Morgan v. Lucaski

[1] OPINION

[2] This case came before a hearing panel of this court on October 16, 1990, pursuant to an order that had directed the defendant Rita Lucaski (Lucaski) to appear and show cause why her appeal should not be denied and dismissed.

[3] The defendant raises several issues relating to the judgment that held her liable for the loss of a fur coat placed in her establishment for cleaning and storage. It appears undisputed that defendant gave custody of the coat to one Louis Sklaroff d/b/a Ocean State Suede Leather Cleaning Co., Inc. (Sklaroff). While in his custody, the coat was stolen from a truck parked in the Sklaroff driveway. The trial justice found that Sklaroff was negligent and that his negligence was imputed to his principal, defendant Lucaski. The trial justice entered judgment in favor of Elizabeth Morgan (plaintiff) in the sum of $3,300, together with interest and costs. The defendant Lucaski had filed a third-party complaint against Sklaroff. The trial justice entered judgment in favor of Lucaski against Sklaroff in the sum of $1,650 plus interest and costs. He apparently regarded Lucaski and Sklaroff as joint tort-feasors.

[4] After hearing the arguments of counsel and examining the memoranda filed by the parties, we are of the opinion that the trial justice did not err in his findings of fact and conclusions of law in relation to the principal claim of plaintiff against Lucaski. As bailee she was responsible for the negligence of her agent. From the facts of the case negligence could appropriately be inferred.
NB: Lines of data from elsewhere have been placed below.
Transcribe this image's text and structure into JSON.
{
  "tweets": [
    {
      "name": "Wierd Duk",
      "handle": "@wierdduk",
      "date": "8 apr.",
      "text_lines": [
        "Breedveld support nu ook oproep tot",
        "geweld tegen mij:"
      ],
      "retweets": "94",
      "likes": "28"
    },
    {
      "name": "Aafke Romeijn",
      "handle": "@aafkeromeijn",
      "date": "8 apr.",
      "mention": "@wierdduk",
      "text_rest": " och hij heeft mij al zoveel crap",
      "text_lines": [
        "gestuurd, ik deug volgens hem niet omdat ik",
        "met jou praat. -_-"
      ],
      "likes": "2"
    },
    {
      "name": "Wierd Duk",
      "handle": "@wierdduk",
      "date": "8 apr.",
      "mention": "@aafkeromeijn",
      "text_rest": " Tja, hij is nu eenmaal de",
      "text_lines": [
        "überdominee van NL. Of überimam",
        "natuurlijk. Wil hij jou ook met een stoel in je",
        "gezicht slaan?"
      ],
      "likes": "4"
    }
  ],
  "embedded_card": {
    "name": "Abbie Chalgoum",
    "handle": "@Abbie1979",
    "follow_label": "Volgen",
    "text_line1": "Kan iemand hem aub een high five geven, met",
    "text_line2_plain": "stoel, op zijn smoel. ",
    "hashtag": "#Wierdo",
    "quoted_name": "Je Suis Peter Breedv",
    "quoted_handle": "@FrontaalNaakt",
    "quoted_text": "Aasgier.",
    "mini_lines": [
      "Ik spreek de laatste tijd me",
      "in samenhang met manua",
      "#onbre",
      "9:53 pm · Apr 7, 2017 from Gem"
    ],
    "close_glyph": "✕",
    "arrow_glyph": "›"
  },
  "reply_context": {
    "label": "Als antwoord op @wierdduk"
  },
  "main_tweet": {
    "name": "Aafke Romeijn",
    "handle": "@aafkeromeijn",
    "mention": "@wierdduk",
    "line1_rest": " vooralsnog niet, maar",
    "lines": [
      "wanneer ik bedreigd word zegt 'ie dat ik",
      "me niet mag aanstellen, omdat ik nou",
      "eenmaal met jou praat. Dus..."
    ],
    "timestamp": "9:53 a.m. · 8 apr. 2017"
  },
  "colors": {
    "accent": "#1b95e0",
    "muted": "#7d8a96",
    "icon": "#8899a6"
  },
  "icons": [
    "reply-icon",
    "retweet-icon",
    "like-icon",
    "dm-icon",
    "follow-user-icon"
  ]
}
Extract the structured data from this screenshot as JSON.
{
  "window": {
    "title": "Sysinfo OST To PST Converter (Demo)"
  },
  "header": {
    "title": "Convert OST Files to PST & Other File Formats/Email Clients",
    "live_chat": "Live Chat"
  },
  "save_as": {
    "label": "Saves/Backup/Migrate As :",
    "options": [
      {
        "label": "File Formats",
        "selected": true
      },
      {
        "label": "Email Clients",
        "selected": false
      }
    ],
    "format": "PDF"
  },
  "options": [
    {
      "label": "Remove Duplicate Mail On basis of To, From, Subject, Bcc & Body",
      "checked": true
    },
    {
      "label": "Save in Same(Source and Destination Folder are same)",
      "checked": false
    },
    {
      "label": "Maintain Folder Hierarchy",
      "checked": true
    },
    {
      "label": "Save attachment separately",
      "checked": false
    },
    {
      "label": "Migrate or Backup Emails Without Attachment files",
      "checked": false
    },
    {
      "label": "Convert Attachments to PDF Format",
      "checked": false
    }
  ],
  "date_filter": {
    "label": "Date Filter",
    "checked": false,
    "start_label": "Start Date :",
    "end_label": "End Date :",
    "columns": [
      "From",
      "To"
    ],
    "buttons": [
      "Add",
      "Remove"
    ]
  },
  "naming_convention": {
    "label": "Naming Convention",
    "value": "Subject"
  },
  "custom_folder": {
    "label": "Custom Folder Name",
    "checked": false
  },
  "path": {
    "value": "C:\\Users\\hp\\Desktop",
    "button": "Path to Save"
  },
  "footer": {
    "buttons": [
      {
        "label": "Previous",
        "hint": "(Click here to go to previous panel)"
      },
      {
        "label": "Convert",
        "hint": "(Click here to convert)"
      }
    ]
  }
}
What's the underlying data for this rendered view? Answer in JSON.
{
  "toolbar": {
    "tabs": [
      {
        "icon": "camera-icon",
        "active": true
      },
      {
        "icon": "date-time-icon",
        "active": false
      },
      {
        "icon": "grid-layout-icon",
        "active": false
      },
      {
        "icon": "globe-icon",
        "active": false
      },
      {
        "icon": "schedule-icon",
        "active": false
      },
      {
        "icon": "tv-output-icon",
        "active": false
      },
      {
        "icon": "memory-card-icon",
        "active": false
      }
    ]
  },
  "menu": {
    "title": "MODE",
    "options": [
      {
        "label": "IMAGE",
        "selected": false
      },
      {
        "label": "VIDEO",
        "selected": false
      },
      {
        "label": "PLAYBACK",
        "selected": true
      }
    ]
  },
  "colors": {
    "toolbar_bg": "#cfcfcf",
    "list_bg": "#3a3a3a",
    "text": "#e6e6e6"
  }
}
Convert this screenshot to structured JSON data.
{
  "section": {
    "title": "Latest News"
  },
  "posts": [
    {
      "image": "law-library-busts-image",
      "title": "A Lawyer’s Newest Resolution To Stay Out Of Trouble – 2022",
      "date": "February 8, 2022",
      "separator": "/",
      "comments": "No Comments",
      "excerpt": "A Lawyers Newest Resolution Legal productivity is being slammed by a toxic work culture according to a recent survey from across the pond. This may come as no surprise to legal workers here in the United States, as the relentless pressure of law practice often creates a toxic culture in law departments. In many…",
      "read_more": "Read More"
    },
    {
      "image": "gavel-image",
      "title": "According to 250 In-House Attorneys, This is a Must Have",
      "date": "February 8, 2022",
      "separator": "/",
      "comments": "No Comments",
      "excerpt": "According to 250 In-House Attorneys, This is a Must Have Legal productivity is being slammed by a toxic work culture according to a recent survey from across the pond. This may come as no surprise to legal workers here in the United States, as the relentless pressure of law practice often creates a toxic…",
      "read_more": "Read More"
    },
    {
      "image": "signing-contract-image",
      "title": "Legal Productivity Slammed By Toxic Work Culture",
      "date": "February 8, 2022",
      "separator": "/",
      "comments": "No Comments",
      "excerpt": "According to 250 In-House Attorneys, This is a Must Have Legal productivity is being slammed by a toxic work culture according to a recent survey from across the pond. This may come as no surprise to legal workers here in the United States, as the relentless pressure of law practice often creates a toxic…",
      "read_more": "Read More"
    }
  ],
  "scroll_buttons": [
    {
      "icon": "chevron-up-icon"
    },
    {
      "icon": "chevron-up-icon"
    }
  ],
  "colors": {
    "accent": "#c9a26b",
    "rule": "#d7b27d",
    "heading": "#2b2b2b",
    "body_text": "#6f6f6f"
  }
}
The evidence in the case supported the valuation placed on the coat by the trial justice.

[5] However, we are of the opinion that the trial justice erred in his determination that defendant Lucaski was only *Page 715 entitled to one-half the amount of recovery from third-party defendant Sklaroff. Lucaski was only liable to plaintiff because of Sklaroff's negligence under the doctrine of respondeat superior. Rhode Island has long recognized the doctrine that an agent or an employee is liable to his principal or to his employer for acts of negligence causing damage to such principal or employer, whether such damage is direct or brought about by compensation the latter has been obligated to make to some third person for injuries sustained arising from such negligent acts. See Darmanv. Zilch, 56 R.I. 413, 186 A. 21, 110 A.L.R. 826 (1936).

[6] Sklaroff has notified this court that he wishes to take no part in this appeal, but he was given notice that the defendant Lucaski has sought full recovery against him.

[7] For the reasons stated, the judgment in favor of the plaintiff is hereby affirmed and the appeal therefrom is denied and dismissed. However, the appeal from the judgment against the third-party defendant is sustained, and the case is remanded to the Superior Court with directions to modify the judgment in favor of the third-party plaintiff to reflect the full amount of damages that the third-party plaintiff was required to pay, namely, $3,300 together with interest and costs. The papers in the case may be remanded to the Superior Court.

[8] KELLEHER and SHEA, JJ., did not participate.